Le professeur Myles Allen de l’Université d’Oxford, un autre membre de l’équipe qui a produit la nouvelle analyse de l’objectif 1.5 °C, a déclaré qu’ils ont utilisé plusieurs méthodes pour faire une nouvelle estimation du budget de carbone nécessaire, y compris la mise à jour des mesures des émissions et du réchauffement existante. Les modèles informatiques antérieurs avaient également prévu un réchauffement plus rapide dans l’attente que, par exemple, les particules de pollution bloquant le soleil soient nettoyées plus rapidement qu’elles ne le sont en réalité.

« Beaucoup avaient déclaré que 1.5 °C n’est tout simplement pas possible », a déclaré Allen. Mais le nouveau travail a révélé que, pour une chance de 66% d’atteindre l’objectif de 1,5 °C en 2100, le budget représente 240 milliards de tonnes de carbone, en supposant que d’autres gaz à effet de serre comme le méthane soient également évalués. Cela signifie que la cible pourrait être satisfaite si une forte action est prise. Les scientifiques ont également averti que les coupes de carbone devraient se produire le plus tôt possible, en commençant par les pays qui renforcent leurs engagements de Paris en 2018.

Global warming
Juillet 2017 a été le mois le plus chaud. Photo: GISS / Nasa

Apres la publication de la nouvelle étude, le Met Office du Royaume-Uni a déclaré que le «ralentissement» de la moyenne de la hausse de la température mondiale observé au cours de la première décennie de ce siècle avait pris fin, avec de nouveaux records de chaleur enregistrés en 2014, 2015 et 2016. Au cours des deux dernières années, la température mondiale à la surface a été supérieure à 1°C au-dessus des niveaux pré-industriels pour la première fois.

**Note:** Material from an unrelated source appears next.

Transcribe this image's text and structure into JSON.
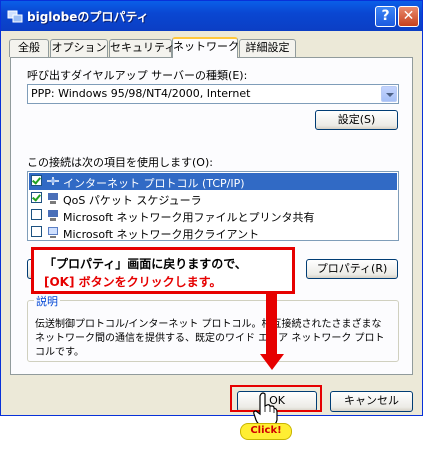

Cependant, l’augmentation de la température de l’air ne représente qu’environ 3% de la chaleur emprisonnée par les gaz à effet de serre. Les autres 97% sont absorbés par les océans et le réchauffement climatique élevé de l’ensemble de la planète est demeuré sans contrôle pendant des décennies. On peut le voir à travers l’augmentation inexorable du niveau de la mer, causée par la fonte des calottes glacières et l’expansion thermique de l’eau de mer.

Le ralentissement de l’augmentation de la température de l’air entre 1999 et 2014 résulte d’un cycle décennal naturel dans le Pacifique, ont indiqué les scientifiques de la Met Office. Cela a entraîné une accélération de la circulation océanique, ce qui a comme conséquence de stocker plus de chaleur au profond de l’océan et ben loin de l’atmosphère. Mais ce cycle a maintenant pris fin, et l’on revient au cycle naturel de la hausse de la température terrestre avec une tendance à l’accélération progressive à long terme.

Le ralentissement temporaire ne signifie pas que le défi de lutter contre le changement climatique sera plus facile, a déclaré Allen: «Le ralentissement ne nous a pas aidé en aucune façon». Il reflète simplement une variation naturelle superposée à la forte tendance au réchauffement des émissions de carbone provenant des activités humaines.